Tuesday, March 16, 2010

Are You Looking Forward to Easter?

Easter is quickly approaching and at this time it is custom for Christians to dwell on the meaning of the death of Jesus and his resurrection. A lot of the time Christians use the resurrection as a proof that Jesus is God. While this can be helpful I don't think it gets to the heart of its meaning. N.T. Wright offers us this helpful paragraph in his book 'What Saint Paul Really Said':

'Resurrection' was, in Ezekial 37, a metaphor for the return of Israel from exile. When Paul was faced with the fact of Jesus' resurrection, he concluded that the return from exile had in fact happened. Exile had reached its height in Jesus' death; now he had come through death, through the ultimate exile, and was set free not just from Greece or Rome, from Herod, Pilate and Caiaphas, but from sin and death, the ultimate enemies (1 Corinthians 15:25-6). This meant that the Age to Come, the Eschaton of Jewish expectation, had already arrived, even though it didn't look like Paul had expected. It meant that Israel had in principle been redeemed, in the person of her anointed representative. It meant that the Gentiles were now to be summoned to join Israel in celebrating the new day, the day of deliverance."

Some comments:

- Israel was in exile because they had disobeyed the covenant. They had sinned against God and he gave them up to their sin. The curses of the covenant had fallen on them. He removed his blessing from them and the nations came against them and enslaved them. So exile comes as a result of sin.

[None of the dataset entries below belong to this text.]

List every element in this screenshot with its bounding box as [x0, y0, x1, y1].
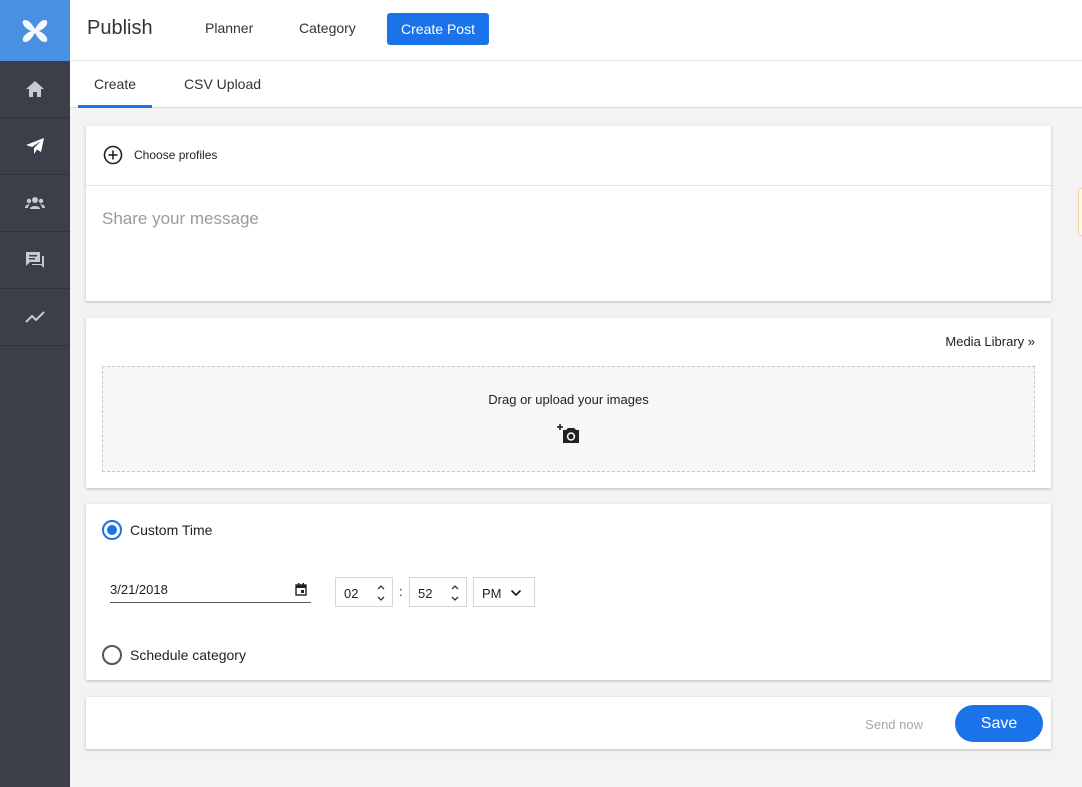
send-now-button[interactable]: Send now	[865, 717, 923, 732]
schedule-category-radio[interactable]	[102, 645, 122, 665]
hour-stepper[interactable]: 02	[335, 577, 393, 607]
ampm-select[interactable]: PM	[473, 577, 535, 607]
sidebar-item-home[interactable]	[0, 61, 70, 118]
tab-bar: Create CSV Upload	[70, 61, 1082, 108]
save-button[interactable]: Save	[955, 705, 1043, 742]
hour-value: 02	[344, 586, 359, 601]
sidebar	[0, 0, 70, 787]
date-value: 3/21/2018	[110, 582, 168, 597]
stepper-arrows-icon[interactable]	[376, 582, 386, 604]
add-photo-icon[interactable]	[556, 423, 582, 445]
side-panel-tab[interactable]	[1078, 188, 1082, 236]
page-title: Publish	[87, 17, 153, 39]
top-bar: Publish Planner Category Create Post	[70, 0, 1082, 61]
time-separator: :	[399, 584, 403, 599]
custom-time-label: Custom Time	[130, 522, 213, 538]
schedule-card: Custom Time 3/21/2018 02 : 52 PM Schedul	[86, 504, 1051, 680]
custom-time-radio[interactable]	[102, 520, 122, 540]
sidebar-item-analytics[interactable]	[0, 289, 70, 346]
message-input[interactable]	[102, 204, 1032, 234]
media-library-link[interactable]: Media Library »	[945, 334, 1035, 349]
chat-icon	[26, 252, 44, 268]
minute-stepper[interactable]: 52	[409, 577, 467, 607]
home-icon	[26, 81, 44, 97]
sidebar-item-publish[interactable]	[0, 118, 70, 175]
sidebar-item-audience[interactable]	[0, 175, 70, 232]
nav-link-category[interactable]: Category	[299, 20, 356, 36]
chevron-down-icon	[510, 589, 522, 597]
stepper-arrows-icon[interactable]	[450, 582, 460, 604]
choose-profiles-label: Choose profiles	[134, 148, 218, 162]
create-post-button[interactable]: Create Post	[387, 13, 489, 45]
tab-create[interactable]: Create	[94, 76, 136, 92]
logo-icon	[22, 19, 48, 42]
paper-plane-icon	[26, 138, 44, 154]
add-circle-icon[interactable]	[103, 145, 123, 165]
image-dropzone[interactable]: Drag or upload your images	[102, 366, 1035, 472]
date-input[interactable]: 3/21/2018	[110, 580, 311, 603]
trend-line-icon	[25, 311, 45, 323]
tab-csv-upload[interactable]: CSV Upload	[184, 76, 261, 92]
ampm-value: PM	[482, 586, 502, 601]
choose-profiles-row[interactable]: Choose profiles	[86, 126, 1051, 186]
calendar-icon[interactable]	[295, 583, 307, 596]
dropzone-label: Drag or upload your images	[488, 392, 649, 407]
nav-link-planner[interactable]: Planner	[205, 20, 253, 36]
active-tab-indicator	[78, 105, 152, 108]
people-icon	[25, 197, 45, 209]
app-logo[interactable]	[0, 0, 70, 61]
media-card: Media Library » Drag or upload your imag…	[86, 318, 1051, 488]
compose-card: Choose profiles	[86, 126, 1051, 301]
minute-value: 52	[418, 586, 433, 601]
schedule-category-label: Schedule category	[130, 647, 246, 663]
actions-card: Send now Save	[86, 697, 1051, 749]
sidebar-item-messages[interactable]	[0, 232, 70, 289]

- The promises made to Israel in exile were promises of a new day of salvation, a time when God would atone for their sins and they would know God fully in a new creation.

- These promises were not just for Israel; when this new day, this new creation, came the whole world would be able to join in the celebration.

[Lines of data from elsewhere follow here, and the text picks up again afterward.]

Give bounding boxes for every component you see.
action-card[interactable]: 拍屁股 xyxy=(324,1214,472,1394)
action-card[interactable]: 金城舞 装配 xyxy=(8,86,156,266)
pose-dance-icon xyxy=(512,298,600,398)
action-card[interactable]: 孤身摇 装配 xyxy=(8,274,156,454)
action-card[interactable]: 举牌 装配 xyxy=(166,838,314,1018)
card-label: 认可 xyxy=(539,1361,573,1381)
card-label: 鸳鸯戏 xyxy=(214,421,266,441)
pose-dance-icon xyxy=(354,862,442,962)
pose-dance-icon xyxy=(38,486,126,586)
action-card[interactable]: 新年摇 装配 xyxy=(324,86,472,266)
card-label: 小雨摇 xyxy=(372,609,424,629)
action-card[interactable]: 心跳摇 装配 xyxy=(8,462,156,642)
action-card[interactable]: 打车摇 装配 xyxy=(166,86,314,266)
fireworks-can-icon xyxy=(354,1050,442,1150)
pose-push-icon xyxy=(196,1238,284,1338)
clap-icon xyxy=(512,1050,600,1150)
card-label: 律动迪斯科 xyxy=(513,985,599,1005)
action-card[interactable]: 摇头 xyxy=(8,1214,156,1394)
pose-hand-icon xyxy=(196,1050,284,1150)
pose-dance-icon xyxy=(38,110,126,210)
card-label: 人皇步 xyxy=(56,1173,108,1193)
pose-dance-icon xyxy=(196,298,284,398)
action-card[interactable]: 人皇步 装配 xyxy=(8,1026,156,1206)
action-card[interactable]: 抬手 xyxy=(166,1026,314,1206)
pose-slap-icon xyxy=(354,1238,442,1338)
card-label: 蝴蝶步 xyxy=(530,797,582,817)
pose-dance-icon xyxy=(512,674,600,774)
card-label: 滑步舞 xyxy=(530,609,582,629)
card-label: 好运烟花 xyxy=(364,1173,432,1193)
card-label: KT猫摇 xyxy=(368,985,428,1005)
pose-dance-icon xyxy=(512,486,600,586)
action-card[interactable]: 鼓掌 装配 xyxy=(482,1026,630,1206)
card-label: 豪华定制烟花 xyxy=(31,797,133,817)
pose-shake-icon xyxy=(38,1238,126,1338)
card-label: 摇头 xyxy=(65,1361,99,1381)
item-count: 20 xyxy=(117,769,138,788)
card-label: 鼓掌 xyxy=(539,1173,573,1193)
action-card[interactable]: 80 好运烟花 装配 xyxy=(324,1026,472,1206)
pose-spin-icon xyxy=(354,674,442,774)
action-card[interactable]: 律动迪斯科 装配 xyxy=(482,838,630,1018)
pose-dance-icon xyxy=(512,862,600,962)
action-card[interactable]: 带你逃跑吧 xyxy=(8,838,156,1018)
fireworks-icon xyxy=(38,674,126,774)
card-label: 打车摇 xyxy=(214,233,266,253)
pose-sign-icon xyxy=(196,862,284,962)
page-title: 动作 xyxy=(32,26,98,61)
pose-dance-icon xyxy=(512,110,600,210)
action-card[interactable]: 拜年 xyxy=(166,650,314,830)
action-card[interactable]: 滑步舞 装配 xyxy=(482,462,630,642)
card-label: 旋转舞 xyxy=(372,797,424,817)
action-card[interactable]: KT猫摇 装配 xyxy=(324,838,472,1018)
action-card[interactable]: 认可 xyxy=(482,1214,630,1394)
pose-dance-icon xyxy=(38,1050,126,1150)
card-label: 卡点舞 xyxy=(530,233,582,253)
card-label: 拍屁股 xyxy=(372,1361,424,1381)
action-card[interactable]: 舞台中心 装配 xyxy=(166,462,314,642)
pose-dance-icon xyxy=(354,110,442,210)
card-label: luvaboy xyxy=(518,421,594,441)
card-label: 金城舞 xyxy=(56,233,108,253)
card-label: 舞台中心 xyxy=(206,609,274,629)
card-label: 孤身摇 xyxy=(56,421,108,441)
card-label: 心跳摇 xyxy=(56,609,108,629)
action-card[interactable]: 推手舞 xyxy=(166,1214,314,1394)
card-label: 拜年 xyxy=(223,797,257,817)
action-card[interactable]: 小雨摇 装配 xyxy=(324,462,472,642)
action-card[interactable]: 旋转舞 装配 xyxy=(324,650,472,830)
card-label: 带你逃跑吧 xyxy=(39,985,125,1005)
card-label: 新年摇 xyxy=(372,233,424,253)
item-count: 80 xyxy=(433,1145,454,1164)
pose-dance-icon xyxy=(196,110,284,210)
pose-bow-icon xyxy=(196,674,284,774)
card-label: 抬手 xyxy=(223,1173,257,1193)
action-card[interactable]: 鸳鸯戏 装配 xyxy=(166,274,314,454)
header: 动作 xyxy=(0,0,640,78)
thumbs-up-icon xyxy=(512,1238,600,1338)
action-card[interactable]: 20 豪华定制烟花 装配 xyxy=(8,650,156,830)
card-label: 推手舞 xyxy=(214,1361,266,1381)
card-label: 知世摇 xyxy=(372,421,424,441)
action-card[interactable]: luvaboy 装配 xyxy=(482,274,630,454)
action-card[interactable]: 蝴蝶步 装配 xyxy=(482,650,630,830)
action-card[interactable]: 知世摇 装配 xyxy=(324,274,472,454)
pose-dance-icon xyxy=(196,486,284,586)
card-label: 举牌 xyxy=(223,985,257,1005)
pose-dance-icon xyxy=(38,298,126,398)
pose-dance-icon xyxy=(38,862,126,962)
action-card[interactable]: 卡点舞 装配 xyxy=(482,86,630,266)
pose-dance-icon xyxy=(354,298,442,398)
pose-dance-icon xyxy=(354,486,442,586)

- Essentially, return from exile means that God has dealt with Sin and sins. One of the greatest things about this promised salvation is that the sins of Israel, and all the world, would be dealt with and the world be free from the effects of Sin.

- Jesus bore these curses on himself. All the evil of the world came against Jesus and did its worst to him. God was dealing, first and foremost, with sin on the cross. When God's people, and all humanity, sinned the result was exile. Jesus went into exile even though he was sinless.

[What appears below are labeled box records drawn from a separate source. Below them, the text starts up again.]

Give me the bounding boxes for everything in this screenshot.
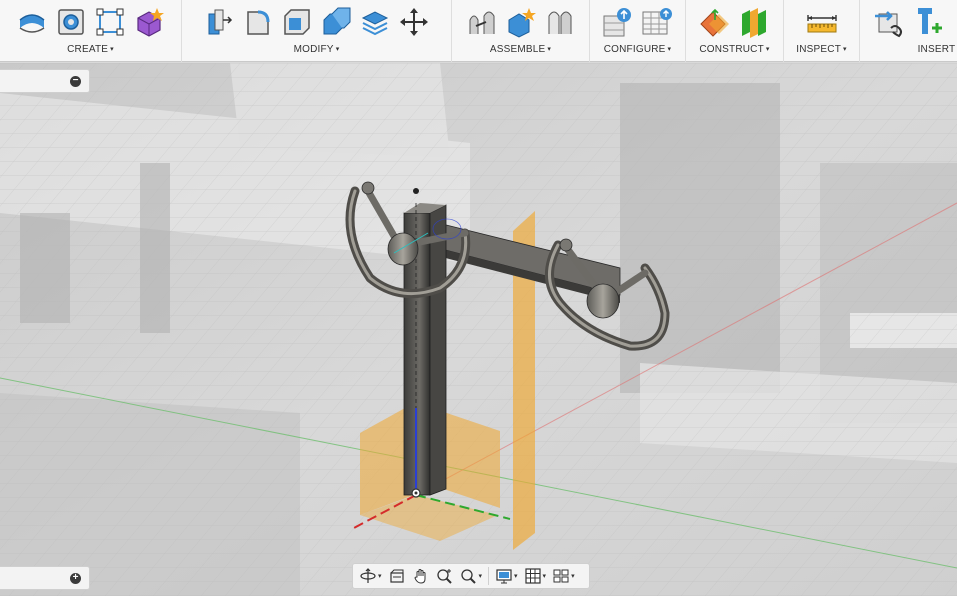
new-component-icon[interactable] [505,6,537,38]
modify-menu-label[interactable]: MODIFY ▾ [294,44,340,58]
viewports-button[interactable]: ▾ [550,566,577,586]
insert-group: INSERT▾ [860,0,957,62]
construct-menu-label[interactable]: CONSTRUCT ▾ [699,44,769,58]
fillet-icon[interactable] [242,6,274,38]
display-caret: ▾ [514,573,518,580]
sketch-icon[interactable] [94,6,126,38]
assemble-icons [460,0,582,44]
configure-icons [596,0,679,44]
zoom-window-button[interactable] [434,566,456,586]
viewports-caret: ▾ [571,573,575,580]
zoom-icon [436,569,452,584]
assemble-group: ASSEMBLE ▾ [452,0,590,62]
assemble-menu-label[interactable]: ASSEMBLE ▾ [490,44,551,58]
as-built-joint-icon[interactable] [544,6,576,38]
move-icon[interactable] [398,6,430,38]
grid-icon [524,568,541,584]
joint-icon[interactable] [466,6,498,38]
insert-menu-label[interactable]: INSERT▾ [918,44,957,58]
create-icons [10,0,171,44]
browser-panel: − [0,69,90,93]
configure-icon[interactable] [602,6,634,38]
shell-icon[interactable] [281,6,313,38]
toolbar: CREATE ▾ MODIFY ▾ ASSEMBLE ▾ CONFIGURE ▾… [0,0,957,62]
offset-plane-icon[interactable] [699,6,731,38]
fit-caret: ▾ [478,573,483,580]
inspect-menu-label[interactable]: INSPECT ▾ [796,44,846,58]
create-menu-label[interactable]: CREATE ▾ [67,44,114,58]
comments-expand-button[interactable]: + [70,573,81,584]
navigation-bar: ▾ ▾ ▾ ▾ ▾ [352,563,590,589]
modify-icons [197,0,436,44]
inspect-icons [784,0,860,44]
hole-icon[interactable] [55,6,87,38]
scene[interactable] [0,63,957,596]
form-icon[interactable] [133,6,165,38]
browser-collapse-button[interactable]: − [70,76,81,87]
pan-button[interactable] [410,566,432,586]
insert-mcmaster-icon[interactable] [912,6,944,38]
orbit-icon [360,568,376,583]
comments-panel: + [0,566,90,590]
display-settings-button[interactable]: ▾ [493,566,520,586]
canvas-viewport[interactable]: − + ▾ ▾ ▾ ▾ ▾ [0,63,957,596]
create-group: CREATE ▾ [0,0,182,62]
navbar-separator [488,567,490,585]
orbit-button[interactable]: ▾ [357,566,384,586]
insert-derive-icon[interactable] [873,6,905,38]
extrude-icon[interactable] [16,6,48,38]
configure-menu-label[interactable]: CONFIGURE ▾ [604,44,672,58]
fit-button[interactable]: ▾ [458,566,485,586]
modify-group: MODIFY ▾ [182,0,452,62]
viewports-icon [553,569,569,583]
combine-icon[interactable] [320,6,352,38]
look-at-button[interactable] [386,566,408,586]
display-settings-icon [496,569,512,584]
fit-icon [460,569,476,584]
measure-icon[interactable] [806,6,838,38]
insert-icons [867,0,950,44]
orbit-caret: ▾ [378,573,382,580]
configure-group: CONFIGURE ▾ [590,0,686,62]
pan-icon [414,569,426,584]
press-pull-icon[interactable] [203,6,235,38]
look-at-icon [389,569,404,583]
construct-group: CONSTRUCT ▾ [686,0,784,62]
construct-icons [693,0,776,44]
inspect-group: INSPECT ▾ [784,0,860,62]
replace-face-icon[interactable] [359,6,391,38]
grid-settings-button[interactable]: ▾ [522,566,549,586]
table-icon[interactable] [641,6,673,38]
grid-caret: ▾ [542,573,547,580]
midplane-icon[interactable] [738,6,770,38]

- Jesus was raised from the dead. When God finally dealt with sin the images that he gave in the prophets was that of resurrection (See Hosea 6). Since Jesus dealt with sin on the cross God's new creation, the world without sin and it's evil effects, has come.

These are great things to rejoice about. When we think of the resurrection we ought to rejoice that sin has been dealt with and we get to be a part of God's new world, the world without sin, the world of King Jesus. I am looking forward to Easter.